Poblada de una pléyade de personajes adorables, excéntricos, a veces ridículos y otras sublimes, este parnaso donde Lucía ejerce su tiranía social y cultural --a pesar de ser una mujer ignorante que extrae todo su saber de la enciclopedia--, comienza a tambalearse cuando llega a sus dominios una famosa prima donna, Olga Bracely, dispuesta a arrebatarle su poder y sus súbditos con arteras mañas y saraos mejores que los suyos. Hasta su fiel Georgie, su compañero de piano, que se entretiene  limpiando su colección de bibelots y tapetitos en sus horas libres, parece decidido a abandonarla y pasarse a la enemiga.
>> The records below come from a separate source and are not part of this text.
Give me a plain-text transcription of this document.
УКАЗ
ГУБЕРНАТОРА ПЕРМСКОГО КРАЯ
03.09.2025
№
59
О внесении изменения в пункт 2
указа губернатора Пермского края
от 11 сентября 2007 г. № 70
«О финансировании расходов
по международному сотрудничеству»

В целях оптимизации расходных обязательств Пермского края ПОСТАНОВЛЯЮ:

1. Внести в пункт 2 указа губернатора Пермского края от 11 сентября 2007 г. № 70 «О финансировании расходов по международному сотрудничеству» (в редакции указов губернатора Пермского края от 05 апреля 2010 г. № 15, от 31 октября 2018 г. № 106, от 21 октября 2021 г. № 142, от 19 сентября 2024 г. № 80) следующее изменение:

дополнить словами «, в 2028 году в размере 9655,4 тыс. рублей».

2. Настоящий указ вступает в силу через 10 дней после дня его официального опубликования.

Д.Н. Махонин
Logrará nuestra diletante heroína recuperar el terreno perdido y recomponer su carismático poder entre sus convecinos?

Esa lucha y las artimañas que ponen en práctica ambas mujeres para reinar sobre esa vida complacida, indolente y frívola en la que gastan su existencia, le sirven a Benson para trenzar un encantamiento literario con el sabor de lo añejo, perfecto en la labor con los palillos y el hilo del que surge la filigrana de su encaje y en el que el lector se deja llevar con una sonrisa en los labios que, de vez en cuando, se convierte en liberadora carcajada ante lo absurdo de algunas situaciones en las que el humor destella con la potencia y densidad de un laser.

En resumen: una novela deliciosa que recomiendo absolutamente a cualquier lector amante de las british delicatesen y aún más a aquellos que no lo sean, por aquello del descubrimiento.